Kemenkes Ungkap Fakta Mengejutkan soal Nyamuk Wolbachia & Kasus Covid-19
Adapun intervensi pada vektor misalnya menggunakan zat kimia seperti abate untuk larvasida, dan fogging atau obat semprot sebagai insektisida.
“Intervensi vektor yang ketiga yaitu dengan teknologi nyamuk ber-Wolbachia karena telah terbukti bahwa penyebaran nyamuk A. aegypti ber-Wolbachia memberikan dampak positif bagi penurunan kasus dengue,” terang Imran.
Dia menjelaskan pilot project nyamuk ber-Wolbachia dilakukan di Yogyakarta. Hal ini ditempuh sebelum melakukan penelitian tersebut dalam skala besar.
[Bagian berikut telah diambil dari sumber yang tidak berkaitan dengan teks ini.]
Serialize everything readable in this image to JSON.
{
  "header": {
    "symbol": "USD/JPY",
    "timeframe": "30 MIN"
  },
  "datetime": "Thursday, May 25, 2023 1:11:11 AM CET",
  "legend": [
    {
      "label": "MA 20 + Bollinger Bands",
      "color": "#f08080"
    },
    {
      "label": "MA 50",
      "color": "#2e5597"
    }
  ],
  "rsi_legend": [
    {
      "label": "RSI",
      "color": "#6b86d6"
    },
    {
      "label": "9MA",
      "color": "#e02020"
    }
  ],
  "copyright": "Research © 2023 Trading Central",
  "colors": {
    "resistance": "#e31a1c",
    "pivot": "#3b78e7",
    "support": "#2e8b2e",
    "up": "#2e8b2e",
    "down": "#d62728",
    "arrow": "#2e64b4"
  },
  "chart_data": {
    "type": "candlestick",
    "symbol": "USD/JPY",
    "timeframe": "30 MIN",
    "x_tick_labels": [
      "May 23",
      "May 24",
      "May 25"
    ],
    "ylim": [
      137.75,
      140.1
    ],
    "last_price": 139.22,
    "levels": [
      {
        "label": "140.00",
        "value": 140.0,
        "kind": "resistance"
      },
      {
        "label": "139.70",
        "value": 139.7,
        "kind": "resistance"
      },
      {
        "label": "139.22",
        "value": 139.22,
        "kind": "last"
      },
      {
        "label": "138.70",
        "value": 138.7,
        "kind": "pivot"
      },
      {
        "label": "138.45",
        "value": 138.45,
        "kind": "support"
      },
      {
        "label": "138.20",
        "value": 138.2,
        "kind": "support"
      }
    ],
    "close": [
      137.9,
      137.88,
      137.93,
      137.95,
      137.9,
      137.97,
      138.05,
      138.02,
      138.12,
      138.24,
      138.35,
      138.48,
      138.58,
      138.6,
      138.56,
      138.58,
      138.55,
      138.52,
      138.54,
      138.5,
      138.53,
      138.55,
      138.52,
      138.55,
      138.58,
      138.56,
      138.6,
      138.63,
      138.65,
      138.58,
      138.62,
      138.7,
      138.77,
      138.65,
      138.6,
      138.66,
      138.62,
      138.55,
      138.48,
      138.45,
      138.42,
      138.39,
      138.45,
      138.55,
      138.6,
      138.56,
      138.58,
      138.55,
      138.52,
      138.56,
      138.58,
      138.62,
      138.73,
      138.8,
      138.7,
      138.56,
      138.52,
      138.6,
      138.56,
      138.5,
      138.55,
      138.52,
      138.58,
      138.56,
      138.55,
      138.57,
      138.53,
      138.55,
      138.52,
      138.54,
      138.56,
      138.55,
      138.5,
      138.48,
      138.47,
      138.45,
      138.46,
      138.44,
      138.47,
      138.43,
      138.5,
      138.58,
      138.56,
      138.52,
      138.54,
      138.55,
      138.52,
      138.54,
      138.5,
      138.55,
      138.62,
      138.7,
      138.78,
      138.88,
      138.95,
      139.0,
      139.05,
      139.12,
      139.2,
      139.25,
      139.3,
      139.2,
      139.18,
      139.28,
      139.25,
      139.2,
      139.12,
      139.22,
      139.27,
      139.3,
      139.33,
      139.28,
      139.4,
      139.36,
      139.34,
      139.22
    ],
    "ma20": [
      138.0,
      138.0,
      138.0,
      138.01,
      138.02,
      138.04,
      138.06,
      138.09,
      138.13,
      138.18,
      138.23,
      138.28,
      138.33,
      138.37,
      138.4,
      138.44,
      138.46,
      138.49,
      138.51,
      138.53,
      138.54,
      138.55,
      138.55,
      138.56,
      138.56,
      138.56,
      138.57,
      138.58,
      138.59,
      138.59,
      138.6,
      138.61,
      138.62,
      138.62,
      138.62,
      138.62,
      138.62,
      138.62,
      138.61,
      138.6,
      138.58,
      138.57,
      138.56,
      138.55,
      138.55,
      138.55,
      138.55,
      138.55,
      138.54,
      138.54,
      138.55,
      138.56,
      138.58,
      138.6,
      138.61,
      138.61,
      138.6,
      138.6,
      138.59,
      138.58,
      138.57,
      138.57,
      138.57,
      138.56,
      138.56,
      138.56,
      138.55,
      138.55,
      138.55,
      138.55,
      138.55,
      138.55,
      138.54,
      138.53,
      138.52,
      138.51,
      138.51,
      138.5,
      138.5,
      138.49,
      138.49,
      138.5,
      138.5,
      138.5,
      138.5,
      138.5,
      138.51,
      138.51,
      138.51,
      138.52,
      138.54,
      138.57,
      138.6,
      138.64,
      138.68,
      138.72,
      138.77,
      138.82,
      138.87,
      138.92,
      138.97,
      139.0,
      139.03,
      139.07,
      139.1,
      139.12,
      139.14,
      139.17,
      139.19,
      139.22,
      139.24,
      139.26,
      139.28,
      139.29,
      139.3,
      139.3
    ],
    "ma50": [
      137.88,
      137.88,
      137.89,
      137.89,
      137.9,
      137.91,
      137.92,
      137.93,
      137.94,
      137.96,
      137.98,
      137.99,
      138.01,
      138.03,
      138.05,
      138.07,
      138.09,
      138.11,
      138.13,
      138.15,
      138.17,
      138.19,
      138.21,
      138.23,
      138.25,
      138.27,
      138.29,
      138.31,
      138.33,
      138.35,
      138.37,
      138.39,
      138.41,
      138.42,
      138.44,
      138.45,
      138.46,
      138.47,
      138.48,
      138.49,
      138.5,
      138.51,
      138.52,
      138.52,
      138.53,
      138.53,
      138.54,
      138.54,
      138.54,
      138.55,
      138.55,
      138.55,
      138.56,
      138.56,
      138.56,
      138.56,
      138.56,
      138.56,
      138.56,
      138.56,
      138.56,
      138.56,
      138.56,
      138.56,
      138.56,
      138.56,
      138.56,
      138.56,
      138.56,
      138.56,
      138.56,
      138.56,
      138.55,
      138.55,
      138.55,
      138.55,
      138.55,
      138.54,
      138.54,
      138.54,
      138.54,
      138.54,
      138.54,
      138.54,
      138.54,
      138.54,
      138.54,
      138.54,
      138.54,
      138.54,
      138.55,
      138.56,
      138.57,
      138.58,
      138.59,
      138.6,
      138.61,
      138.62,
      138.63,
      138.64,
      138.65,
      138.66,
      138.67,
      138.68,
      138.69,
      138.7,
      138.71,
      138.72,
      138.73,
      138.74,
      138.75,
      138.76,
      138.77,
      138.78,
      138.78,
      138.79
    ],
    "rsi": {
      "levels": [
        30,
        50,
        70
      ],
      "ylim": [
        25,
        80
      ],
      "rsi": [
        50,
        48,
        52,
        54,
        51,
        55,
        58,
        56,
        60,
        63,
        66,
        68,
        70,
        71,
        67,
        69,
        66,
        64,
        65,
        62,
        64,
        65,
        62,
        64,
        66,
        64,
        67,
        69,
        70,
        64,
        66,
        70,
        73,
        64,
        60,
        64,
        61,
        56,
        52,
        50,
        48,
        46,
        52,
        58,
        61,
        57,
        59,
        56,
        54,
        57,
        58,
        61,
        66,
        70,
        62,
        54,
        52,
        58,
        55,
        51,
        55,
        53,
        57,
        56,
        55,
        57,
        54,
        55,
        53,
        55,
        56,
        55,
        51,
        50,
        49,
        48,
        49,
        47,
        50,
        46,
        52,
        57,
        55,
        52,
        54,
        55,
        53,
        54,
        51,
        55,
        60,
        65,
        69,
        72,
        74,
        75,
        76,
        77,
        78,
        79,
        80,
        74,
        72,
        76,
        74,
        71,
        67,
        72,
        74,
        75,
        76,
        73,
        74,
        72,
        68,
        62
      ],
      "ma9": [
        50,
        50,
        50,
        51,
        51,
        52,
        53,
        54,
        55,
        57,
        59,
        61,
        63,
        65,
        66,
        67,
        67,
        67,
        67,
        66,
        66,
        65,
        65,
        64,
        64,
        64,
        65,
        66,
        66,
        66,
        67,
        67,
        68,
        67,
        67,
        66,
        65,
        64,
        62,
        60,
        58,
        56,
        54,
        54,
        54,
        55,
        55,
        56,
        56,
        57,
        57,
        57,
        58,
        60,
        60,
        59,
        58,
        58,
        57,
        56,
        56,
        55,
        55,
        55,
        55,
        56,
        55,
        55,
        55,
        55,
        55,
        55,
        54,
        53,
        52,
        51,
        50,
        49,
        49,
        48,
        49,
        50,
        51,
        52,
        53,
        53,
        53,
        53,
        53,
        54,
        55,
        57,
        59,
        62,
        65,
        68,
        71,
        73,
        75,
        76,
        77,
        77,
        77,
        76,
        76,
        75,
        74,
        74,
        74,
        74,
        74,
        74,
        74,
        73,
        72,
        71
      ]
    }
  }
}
"Kami melakukan pengkajian selama enam bulan yang melibatkan 20 ahli dari berbagai bidang termasuk di antaranya bidang virologi, mikrobiologi, ahli serangga, ahli biodiversitas, dokter anak, psikologi, hingga ilmu sosial,” jelas Direktur Pusat Kedokteran Tropis Fakultas Kedokteran, Kesehatan Masyarakat & Keperawatan UGM dr. Riris Andono Ahmad, MD., MPH, Ph.D.
Berdasarkan literature review dan kajian lain, disimpulkan bahwa kemungkinan risiko yang bisa terjadi adalah paling rendah, yang biasa ditemukan sehari-hari dan bisa diabaikan, apalagi nyamuk ber-Wolbachia bukanlah rekayasa genetika.
“Untuk menyangkal hal ini, bisa merujuk dari berbagai website resmi. Misalnya CDC, mereka secara tegas menyatakan bahwa nyamuk ini bukanlah nyamuk rekayasa genetika. EPA juga menjelaskan dengan tegas bahwa pada nyamuk, ada dua macam teknologi: nyamuk yang diinfeksi dan genetic-modified mosquito,” jelas Doni, sapaan akrabnya.
Wolbachia adalah bakteri alami yang biasa hidup dalam tubuh serangga, tidak mengubah karakter nyamuk dan juga tidak merusak lingkungan. Tidak terbukti bahwa pelepasan nyamuk ber-Wolbachia meningkatkan populasi nyamuk cullex.
Sebaliknya, pelepasan nyamuk ber-Wolbachia di Yogyakarta terbukti menurunkan insiden dengue 77% dan menurunkan kejadian rawat inap di RS hingga 86%. Rerata angka dengue nasional pun menurun drastis dibandingkan 30 tahun lalu.